Der Idiotologe der Autorität
Erstaunlich:
Carl Schmitt, einer der geistigen Stützen des Nationalsozialismus, scheint in ideologischer Hinsicht immer noch lebendig zu sein. Für seine sprachgewaltige Rosstäuscherei "Der Begriff des Politischen" finden sich im Internet inzwischen über 50.000 Fundstellen. Die neuen Rechten, aber sogar Teile der amerikanischen Neocons und ihrer deutschen Nachahmer orientieren sich bei ihm.
Dazu sage ich etwas.
Für den Idiotologen der Autorität, also für Carl Schmitt, steht der Ordnungsanspruch des Staates über den Wert des Menschen. Das ist m.E. das Kernproblem in allen seinen Hervorbringungen. Verglichen damit stellt Schmitts krasse Idee, dass
das Politische sich auf die Unterscheidung der Begriffe Freund/Feind reduzieren lässtnur eine Geringfügigkeit dar. Natürlich ist der Begriff des Politischen weit mehr, und umfasst z.B. auch jegliche Gestaltung des Gemeinlebens.
Diese verwegen dumme Reduktion politischen Denkens auf Freund-Feind-Schematas kennzeichnet jedoch nicht nur die Ideen des Carl Schmitt, die neuen Rechten oder Islamisten wie Sarkawi, sondern auch die sogenannten "strong republicans" vom Schlage eines Rush Limbaugh.
Das überbetonte Freund-Feind-Denken ist sozusagen einer der fundamentalen Fehler überhaupt. Man könnte hier m.E. von einem Extremismusmerkmal sprechen.

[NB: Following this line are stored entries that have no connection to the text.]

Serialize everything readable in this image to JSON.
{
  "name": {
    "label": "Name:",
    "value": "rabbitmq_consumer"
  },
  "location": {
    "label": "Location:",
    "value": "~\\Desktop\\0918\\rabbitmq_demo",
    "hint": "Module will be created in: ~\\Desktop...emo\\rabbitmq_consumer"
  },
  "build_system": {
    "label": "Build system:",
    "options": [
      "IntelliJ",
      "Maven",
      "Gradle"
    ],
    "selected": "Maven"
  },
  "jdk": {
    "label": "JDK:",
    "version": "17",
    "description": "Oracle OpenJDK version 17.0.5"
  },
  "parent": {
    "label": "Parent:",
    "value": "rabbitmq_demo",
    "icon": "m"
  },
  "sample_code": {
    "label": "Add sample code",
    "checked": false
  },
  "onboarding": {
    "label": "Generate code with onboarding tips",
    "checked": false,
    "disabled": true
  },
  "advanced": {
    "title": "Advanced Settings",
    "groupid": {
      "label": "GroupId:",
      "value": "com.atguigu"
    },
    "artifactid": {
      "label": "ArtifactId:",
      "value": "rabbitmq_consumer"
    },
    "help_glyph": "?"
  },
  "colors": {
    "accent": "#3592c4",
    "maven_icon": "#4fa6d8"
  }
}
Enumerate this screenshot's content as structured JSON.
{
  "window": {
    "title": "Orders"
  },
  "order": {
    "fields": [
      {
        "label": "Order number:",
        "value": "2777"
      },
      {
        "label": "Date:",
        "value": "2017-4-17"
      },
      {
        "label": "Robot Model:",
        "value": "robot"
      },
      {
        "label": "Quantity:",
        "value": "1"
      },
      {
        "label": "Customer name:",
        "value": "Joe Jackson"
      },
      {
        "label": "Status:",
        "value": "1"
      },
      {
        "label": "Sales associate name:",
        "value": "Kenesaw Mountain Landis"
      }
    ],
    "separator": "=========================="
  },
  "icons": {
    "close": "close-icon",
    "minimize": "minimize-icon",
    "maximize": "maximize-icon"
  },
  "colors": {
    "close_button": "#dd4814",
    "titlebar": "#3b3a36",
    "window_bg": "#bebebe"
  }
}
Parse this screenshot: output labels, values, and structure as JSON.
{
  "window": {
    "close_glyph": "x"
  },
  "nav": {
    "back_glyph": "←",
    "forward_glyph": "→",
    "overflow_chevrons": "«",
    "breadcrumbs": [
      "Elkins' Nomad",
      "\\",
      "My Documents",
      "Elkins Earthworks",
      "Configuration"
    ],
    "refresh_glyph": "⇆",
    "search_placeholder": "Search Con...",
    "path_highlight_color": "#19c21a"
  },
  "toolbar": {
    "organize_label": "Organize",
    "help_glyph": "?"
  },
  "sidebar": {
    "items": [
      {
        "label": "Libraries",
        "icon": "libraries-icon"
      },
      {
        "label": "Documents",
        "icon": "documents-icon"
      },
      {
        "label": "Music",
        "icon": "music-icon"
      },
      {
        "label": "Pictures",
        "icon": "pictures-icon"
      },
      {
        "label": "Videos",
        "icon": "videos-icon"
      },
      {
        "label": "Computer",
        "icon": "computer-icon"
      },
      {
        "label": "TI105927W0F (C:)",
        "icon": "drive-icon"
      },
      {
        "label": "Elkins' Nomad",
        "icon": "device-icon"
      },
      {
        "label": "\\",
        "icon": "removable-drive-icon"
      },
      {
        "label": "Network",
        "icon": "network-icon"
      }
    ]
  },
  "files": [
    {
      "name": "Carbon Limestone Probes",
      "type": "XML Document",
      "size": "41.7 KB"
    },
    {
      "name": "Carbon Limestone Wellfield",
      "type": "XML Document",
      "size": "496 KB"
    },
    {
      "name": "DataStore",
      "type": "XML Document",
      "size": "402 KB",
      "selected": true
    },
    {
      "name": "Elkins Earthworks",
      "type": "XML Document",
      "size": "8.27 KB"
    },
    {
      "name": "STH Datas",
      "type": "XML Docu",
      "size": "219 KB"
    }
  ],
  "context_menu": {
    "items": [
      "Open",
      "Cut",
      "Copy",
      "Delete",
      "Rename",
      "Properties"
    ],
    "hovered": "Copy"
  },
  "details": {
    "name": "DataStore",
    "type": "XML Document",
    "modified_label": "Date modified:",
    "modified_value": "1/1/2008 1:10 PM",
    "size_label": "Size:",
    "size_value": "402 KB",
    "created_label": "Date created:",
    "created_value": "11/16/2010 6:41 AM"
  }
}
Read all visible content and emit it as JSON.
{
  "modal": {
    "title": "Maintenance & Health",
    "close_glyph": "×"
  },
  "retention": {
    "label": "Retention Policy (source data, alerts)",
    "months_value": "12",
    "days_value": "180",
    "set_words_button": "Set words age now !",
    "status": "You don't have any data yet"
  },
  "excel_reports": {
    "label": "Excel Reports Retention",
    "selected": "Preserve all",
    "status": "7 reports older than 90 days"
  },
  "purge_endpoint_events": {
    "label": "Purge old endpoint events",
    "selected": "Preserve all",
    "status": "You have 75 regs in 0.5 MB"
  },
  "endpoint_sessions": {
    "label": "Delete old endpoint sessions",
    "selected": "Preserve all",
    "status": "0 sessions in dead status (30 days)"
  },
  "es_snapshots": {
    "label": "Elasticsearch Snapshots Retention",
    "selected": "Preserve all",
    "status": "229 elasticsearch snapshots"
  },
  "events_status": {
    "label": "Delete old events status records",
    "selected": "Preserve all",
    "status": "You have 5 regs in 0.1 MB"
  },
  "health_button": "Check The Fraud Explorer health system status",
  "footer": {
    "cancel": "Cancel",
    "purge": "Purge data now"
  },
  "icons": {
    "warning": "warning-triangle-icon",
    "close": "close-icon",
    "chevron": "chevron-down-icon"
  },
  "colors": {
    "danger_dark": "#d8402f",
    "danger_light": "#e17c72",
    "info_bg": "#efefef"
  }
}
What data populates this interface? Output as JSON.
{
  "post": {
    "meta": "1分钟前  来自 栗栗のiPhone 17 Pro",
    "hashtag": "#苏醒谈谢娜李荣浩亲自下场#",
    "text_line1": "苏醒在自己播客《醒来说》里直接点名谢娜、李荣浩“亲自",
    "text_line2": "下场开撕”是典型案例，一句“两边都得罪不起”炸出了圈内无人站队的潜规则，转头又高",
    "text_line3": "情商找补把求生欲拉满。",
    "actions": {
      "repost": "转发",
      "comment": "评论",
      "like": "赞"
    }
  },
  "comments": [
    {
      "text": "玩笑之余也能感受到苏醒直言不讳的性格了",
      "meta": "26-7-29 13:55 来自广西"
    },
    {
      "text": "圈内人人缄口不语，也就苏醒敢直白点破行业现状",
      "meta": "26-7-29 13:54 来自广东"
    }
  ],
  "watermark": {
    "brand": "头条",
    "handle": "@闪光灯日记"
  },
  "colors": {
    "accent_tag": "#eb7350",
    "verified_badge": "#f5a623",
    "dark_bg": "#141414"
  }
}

Carl Schmitt überhöht den autoritären Gestaltungsanspruch des Staates und jegliche von ihm gestaltete "Ordnung" bis zur Vergötzung. Er verkennt trotz seines Katholizismus zentrale Werte der Bibel, welche dem Menschen (als Ebenbild des Herrn) einen unveräußerlichen Eigenwert zubilligt. Für Carl Schmitt steht die Würde des Menschen unterhalb des staatlichen Autoritätsanspruches.
Vielleicht erklärt sich mit dieser geistigen Wurzel, also mit dem ideologischen Einfluss von Carl Schmitt (via Leo Strauss) zum Teil die Erscheinung, dass die derzeitige, neokonservativ geprägte amerikanische Administration das Wort "Menschenrechte" zur Begründung ihrer Politik oft im Mund führt, aber die Anwendung dieses Begriffes auf eigenes Handeln aggressiv ablehnt - und nicht einmal Inspektionen von Gefangenenlager durch das Rote Kreuz billigt.
Lesetipp zu diesem Thema: Ein Artikel von Josef Tutsch.
8 Comments:
Ich persönlich bin ja kein Schmidtkenner, aber weiß, dass auch der zurzeit gehypte philosophische Taktgeber der Linken, Giorgio Agamben, sich auch dezidiert auf Schmidt bezieht.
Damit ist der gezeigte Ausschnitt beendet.